つまさきでコンクリートをトントン蹴りながら。
きっとここは先輩のテリトリーなんだと思う。
私は早いところ退散しよう…。でも授業をさぼってしまっている手前、行くところがない。
本当に、保健室にでも行くか。
「あの、じゃあ失礼します」
「…え?さぼってたんじゃねーの」
「あ、や…まぁそうなんですけど」
「今から授業出んのか」
「いや…違いますけど」
しどろもどろする私に、先輩は不思議そうな顔をする。
でも少しすると、興味がなさそうにまた空を見上げた。
「居ていいよ、別に」
「え?」
「授業終わるまで居たらいいじゃん」
ここ最高に気持ちいいしな、と先輩は加えて、その場でぐんと伸びをした。
まさかこんなこわもての先輩から、そんな優しい言葉が出てくるとは思わなくて。
硬直したまま先輩の横顔を見つめてしまった。
「…なに?」
「え!いや…あの、お邪魔では…」
「別に」
先輩の横顔は男らしい。
なんというか……きっと喧嘩なんかが強いんだろうと思うけど、男気みたいなものを感じる顔をしている。
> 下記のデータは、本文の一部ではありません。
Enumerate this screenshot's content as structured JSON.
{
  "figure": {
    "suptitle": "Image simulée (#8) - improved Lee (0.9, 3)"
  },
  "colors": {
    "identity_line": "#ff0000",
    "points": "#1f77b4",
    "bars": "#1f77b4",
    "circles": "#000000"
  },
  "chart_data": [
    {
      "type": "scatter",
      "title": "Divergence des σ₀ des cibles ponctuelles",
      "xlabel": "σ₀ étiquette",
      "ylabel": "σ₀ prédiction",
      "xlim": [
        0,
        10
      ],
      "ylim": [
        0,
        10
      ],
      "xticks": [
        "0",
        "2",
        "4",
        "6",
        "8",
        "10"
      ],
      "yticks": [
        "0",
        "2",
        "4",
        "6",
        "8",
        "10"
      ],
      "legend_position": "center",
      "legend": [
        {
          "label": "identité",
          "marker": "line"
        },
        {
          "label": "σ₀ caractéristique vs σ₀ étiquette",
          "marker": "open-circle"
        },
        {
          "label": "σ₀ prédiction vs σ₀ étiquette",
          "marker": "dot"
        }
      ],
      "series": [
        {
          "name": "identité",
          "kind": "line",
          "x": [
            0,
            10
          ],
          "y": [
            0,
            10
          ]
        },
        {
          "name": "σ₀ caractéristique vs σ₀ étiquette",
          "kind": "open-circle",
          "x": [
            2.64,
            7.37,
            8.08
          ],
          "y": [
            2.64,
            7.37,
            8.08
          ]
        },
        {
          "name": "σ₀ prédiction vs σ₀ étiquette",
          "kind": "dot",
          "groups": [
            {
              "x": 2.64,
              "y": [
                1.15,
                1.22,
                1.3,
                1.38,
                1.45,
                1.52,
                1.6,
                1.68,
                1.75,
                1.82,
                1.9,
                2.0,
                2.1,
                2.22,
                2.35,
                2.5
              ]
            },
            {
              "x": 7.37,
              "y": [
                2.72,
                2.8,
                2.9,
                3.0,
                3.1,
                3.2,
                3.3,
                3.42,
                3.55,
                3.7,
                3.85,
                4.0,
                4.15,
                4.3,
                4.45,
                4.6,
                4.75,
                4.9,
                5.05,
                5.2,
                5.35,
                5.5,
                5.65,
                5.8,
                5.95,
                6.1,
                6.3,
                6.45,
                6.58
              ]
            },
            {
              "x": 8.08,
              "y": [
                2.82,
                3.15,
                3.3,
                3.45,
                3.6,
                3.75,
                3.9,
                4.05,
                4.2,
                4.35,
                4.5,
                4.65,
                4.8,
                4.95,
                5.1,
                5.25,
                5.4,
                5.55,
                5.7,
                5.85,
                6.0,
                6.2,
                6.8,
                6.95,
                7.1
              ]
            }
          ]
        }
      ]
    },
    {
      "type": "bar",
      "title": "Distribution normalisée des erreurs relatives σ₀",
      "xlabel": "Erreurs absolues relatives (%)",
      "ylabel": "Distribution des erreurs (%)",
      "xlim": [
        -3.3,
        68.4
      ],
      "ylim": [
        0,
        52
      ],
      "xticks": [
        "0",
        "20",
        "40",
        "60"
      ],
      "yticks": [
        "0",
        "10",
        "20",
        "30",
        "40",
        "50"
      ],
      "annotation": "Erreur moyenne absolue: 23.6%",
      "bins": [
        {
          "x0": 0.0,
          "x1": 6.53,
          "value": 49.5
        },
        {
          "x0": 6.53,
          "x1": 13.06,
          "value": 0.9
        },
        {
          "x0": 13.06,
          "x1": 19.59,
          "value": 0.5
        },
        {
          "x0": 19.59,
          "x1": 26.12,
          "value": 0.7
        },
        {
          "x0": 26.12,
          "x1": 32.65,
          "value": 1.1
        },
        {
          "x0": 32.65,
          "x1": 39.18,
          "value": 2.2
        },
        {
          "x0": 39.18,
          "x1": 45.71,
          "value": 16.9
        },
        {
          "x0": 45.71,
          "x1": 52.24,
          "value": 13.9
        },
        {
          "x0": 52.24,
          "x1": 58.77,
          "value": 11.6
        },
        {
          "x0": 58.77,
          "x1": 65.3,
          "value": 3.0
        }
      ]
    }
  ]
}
私には、そんな勝気な一面なんて微塵もないから、先輩のそんな部分にとても憧れてしまう。
一瞬で好きになったのも、きっとそういうわけなんだろう。
風で、ツートーンの髪がそよそよ揺れる。
ワックスで整えてある割には、案外さらさらなんだなー…と、そこに触れたくなったりした。